A más de un aficionado neófito puede haberle llamado la atención la existencia de dos rayas pintadas en el albero, bien con blanca cal o tinte rojo. ¿Cuál es su función? ¿Cuándo se impusieron como precepto en los distintos reglamentos taurinos?
La respuesta a la primera pregunta es simple y llana: sencillamente que los picadores no sobrepasasen en la suerte de varas la línea más próxima a la barrera, y que el toro, una vez puesto en suerte, no supere la segunda, la más alejada del olivo. Es decir, la primitiva línea se trazó en el ruedo como salvaguarda para los varilargueros, que no deseaban verse obligados a abandonar el refugio de las tablas para buscar a los toros que habrían de picar en los medios. Impuesta en el Reglamento de 1923 para que no fuese traspasada por los picadores, su artículo 34 reza que “en la mañana del día en que haya de celebrarse la corrida se trazará en el piso del redondel, con pintura de color adecuada, una circunferencia concéntrica con la determinada por la barrera y a una distancia de cinco a siete metros de la misma, según el diámetro de aquel, cuya línea no podrán rebasar los picadores cuando se dispongan a la suerte”. Posteriormente, el Reglamento de 1930, cambia las proporciones. Entonces “(…) se trazará en el piso del redondel, con pintura de color adecuado, una circunferencia (…) de radio igual a las dos terceras partes del de la circunferencia del ruedo (…)”. A partir de este preciso momento es cuando los terrenos que ocupa la raya pasan a denominarse “tercio”. La distancia definitiva con la barrera quedará fijada en el Reglamento de 1962, dejándolo en los siete metros en que se mantiene en la presente norma, y tres metros entre ambas rayas.
La segunda linde es invención más moderna y derivada del hallazgo del peto. Se establece para la defensa de los toros y que estos puedan lucir su trapío en la suerte de varas sin ser masacrados impunemente. La raya de la bravura es novedad de 1959, surgida, dicen, por iniciativa y genio del maestro Domingo Ortega. Se estrenó en Madrid en abril del mentado año, estableciéndose como oficial, como su homóloga, en el ordenamiento de 1962.

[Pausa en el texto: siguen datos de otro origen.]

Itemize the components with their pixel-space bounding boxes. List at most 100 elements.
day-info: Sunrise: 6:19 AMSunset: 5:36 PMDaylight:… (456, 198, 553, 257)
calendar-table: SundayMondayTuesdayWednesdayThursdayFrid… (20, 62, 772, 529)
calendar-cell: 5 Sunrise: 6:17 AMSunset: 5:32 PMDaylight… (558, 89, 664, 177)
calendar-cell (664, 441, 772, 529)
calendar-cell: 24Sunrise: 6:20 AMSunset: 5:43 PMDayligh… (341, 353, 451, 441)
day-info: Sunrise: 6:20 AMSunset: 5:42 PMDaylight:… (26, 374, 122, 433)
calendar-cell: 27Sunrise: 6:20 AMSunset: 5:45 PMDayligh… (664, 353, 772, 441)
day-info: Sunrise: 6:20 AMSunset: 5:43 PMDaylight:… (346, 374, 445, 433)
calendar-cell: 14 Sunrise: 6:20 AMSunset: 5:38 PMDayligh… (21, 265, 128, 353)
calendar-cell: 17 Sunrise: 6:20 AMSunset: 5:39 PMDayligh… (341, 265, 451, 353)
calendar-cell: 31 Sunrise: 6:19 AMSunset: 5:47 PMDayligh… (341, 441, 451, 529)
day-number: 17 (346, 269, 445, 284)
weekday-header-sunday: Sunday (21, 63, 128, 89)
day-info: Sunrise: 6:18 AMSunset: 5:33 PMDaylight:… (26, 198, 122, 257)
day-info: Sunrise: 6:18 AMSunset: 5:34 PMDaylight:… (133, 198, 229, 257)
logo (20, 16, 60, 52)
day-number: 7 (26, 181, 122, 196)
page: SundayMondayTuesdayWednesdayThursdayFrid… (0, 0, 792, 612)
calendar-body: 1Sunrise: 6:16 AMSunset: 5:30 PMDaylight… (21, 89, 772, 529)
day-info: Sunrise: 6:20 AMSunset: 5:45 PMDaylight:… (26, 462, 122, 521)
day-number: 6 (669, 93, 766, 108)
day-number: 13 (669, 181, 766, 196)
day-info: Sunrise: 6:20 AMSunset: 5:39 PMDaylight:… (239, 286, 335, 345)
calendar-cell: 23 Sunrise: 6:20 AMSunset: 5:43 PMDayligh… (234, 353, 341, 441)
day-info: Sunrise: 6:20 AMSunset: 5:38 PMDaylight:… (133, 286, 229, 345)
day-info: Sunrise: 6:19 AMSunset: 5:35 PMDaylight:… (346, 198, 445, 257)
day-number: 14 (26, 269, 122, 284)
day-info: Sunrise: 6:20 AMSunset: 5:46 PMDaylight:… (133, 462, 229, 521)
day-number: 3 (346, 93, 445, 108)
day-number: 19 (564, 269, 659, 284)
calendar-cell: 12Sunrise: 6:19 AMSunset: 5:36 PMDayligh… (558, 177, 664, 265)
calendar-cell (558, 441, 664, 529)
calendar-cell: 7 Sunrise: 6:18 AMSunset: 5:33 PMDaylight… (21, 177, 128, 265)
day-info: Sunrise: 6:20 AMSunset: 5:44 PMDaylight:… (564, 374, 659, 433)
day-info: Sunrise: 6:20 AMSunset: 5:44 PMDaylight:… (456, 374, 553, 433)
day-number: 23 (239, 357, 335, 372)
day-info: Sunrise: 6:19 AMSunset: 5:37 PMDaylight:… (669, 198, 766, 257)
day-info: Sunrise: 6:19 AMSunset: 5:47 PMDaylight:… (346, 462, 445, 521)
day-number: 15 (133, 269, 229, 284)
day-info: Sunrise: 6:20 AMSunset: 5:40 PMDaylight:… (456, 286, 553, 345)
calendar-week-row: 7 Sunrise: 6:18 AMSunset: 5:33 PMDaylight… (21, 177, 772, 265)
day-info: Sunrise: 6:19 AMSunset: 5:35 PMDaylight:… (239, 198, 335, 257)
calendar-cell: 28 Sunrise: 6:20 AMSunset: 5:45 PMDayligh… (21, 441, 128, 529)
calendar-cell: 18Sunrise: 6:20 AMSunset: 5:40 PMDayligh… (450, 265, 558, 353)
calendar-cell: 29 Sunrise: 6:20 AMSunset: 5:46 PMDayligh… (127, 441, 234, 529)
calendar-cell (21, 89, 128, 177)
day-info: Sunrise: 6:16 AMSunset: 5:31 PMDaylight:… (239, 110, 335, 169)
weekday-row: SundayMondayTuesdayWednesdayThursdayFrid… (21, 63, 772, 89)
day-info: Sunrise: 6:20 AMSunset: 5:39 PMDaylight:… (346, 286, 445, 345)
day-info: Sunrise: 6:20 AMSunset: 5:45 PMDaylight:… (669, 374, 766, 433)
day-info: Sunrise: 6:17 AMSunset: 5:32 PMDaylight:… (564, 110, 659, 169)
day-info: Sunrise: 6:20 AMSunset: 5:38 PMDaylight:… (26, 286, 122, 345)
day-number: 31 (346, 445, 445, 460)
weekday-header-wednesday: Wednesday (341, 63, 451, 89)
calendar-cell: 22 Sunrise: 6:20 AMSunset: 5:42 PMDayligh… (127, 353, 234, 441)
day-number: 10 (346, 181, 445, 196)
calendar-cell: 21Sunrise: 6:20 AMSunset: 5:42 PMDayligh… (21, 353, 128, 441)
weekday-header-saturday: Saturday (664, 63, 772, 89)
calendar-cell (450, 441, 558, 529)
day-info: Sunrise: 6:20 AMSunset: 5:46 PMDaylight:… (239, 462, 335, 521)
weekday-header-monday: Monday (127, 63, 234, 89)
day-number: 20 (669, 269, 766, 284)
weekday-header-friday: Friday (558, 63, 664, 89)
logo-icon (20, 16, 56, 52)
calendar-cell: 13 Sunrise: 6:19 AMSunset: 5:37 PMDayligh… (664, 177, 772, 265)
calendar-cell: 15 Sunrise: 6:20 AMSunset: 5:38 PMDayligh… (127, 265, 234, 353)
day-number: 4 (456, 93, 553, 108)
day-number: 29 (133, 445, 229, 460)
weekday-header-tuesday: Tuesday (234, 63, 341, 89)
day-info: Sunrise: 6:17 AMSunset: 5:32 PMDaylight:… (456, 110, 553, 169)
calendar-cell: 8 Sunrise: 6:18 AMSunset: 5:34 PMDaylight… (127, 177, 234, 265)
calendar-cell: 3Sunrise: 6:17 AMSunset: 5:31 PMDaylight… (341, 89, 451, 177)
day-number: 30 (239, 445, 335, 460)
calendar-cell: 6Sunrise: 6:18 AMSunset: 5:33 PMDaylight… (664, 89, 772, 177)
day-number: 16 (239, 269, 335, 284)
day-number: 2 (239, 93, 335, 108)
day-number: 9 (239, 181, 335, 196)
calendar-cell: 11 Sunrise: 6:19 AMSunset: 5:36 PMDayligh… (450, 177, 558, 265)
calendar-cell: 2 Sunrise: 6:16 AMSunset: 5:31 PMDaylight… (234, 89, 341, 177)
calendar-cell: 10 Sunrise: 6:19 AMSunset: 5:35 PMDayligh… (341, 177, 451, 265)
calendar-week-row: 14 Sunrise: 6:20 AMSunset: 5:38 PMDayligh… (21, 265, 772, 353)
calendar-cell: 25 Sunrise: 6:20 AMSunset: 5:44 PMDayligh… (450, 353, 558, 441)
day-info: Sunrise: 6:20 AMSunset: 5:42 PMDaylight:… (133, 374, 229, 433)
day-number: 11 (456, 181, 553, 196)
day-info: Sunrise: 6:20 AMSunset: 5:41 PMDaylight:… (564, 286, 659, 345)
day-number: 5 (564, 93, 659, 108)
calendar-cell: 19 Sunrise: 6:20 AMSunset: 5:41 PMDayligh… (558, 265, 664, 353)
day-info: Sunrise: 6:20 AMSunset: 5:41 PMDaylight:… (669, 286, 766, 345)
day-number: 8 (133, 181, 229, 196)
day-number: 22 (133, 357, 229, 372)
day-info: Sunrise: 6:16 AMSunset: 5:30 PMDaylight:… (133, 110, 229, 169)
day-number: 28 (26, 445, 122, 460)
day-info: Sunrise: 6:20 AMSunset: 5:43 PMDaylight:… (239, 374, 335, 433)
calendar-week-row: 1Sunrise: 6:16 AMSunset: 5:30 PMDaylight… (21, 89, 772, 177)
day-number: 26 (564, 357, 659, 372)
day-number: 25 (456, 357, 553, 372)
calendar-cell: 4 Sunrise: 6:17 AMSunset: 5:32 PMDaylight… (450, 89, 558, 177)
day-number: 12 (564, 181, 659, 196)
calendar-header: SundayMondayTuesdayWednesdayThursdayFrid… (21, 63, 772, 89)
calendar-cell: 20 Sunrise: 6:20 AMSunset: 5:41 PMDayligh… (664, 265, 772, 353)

Aledaños en el ruedo y confines en la vida misma ya que eso, o esto, de las rayas se ha convertido también en el dogma de nuestra existencia. La realidad que pretenden dirigida y controlada unos pocos para el moderno hombre de la caverna que, inmisericorde, no se cansa de observar las sombras que cubren todos sus sentidos y anhelos. El toro bravo se crece en el castigo, por ello su fiereza le impide atender a límites superfluos y artificiales. La masa, sin embargo, permanece tras la línea de seguridad, bien visible y próxima al callejón donde están protegidos a la par que amparados, al abrigo de las cornás que solo sufren aquellos que tienen la osadía de cruzar el límite que separa la gallardía del cerote. ¿Qué hay entre ambas? Físicamente, en el albero, tres metros. Metafóricamente, un abismo que se antoja insalvable para unos y otros. Despeñadero que, simple y llanamente, muchos no cruzan por la desacertada creencia de ser poseedores de todo lo necesario para este camino que es la vida. ¿Poseedores de qué? Poseídos más bien. ¿Para qué avanzar por un camino tortuoso en busca de la sublimidad del alma y el espíritu? ¿Por qué aquellos que quieren dejar atrás la lobreguez son masacrados sin piedad por un varilarguero que lleva en el castoreño grabado “progresismo y libertad”? Nos quieren dóciles, sumisos, mansos. En definitiva, alejados de la línea que mide la bravura y el genio pero próximos a las tablas, no sea que el rebaño comience a pensar por sí mismo y se produzca ese gran despertar que acabe con el mundo feliz del que ya formamos parte.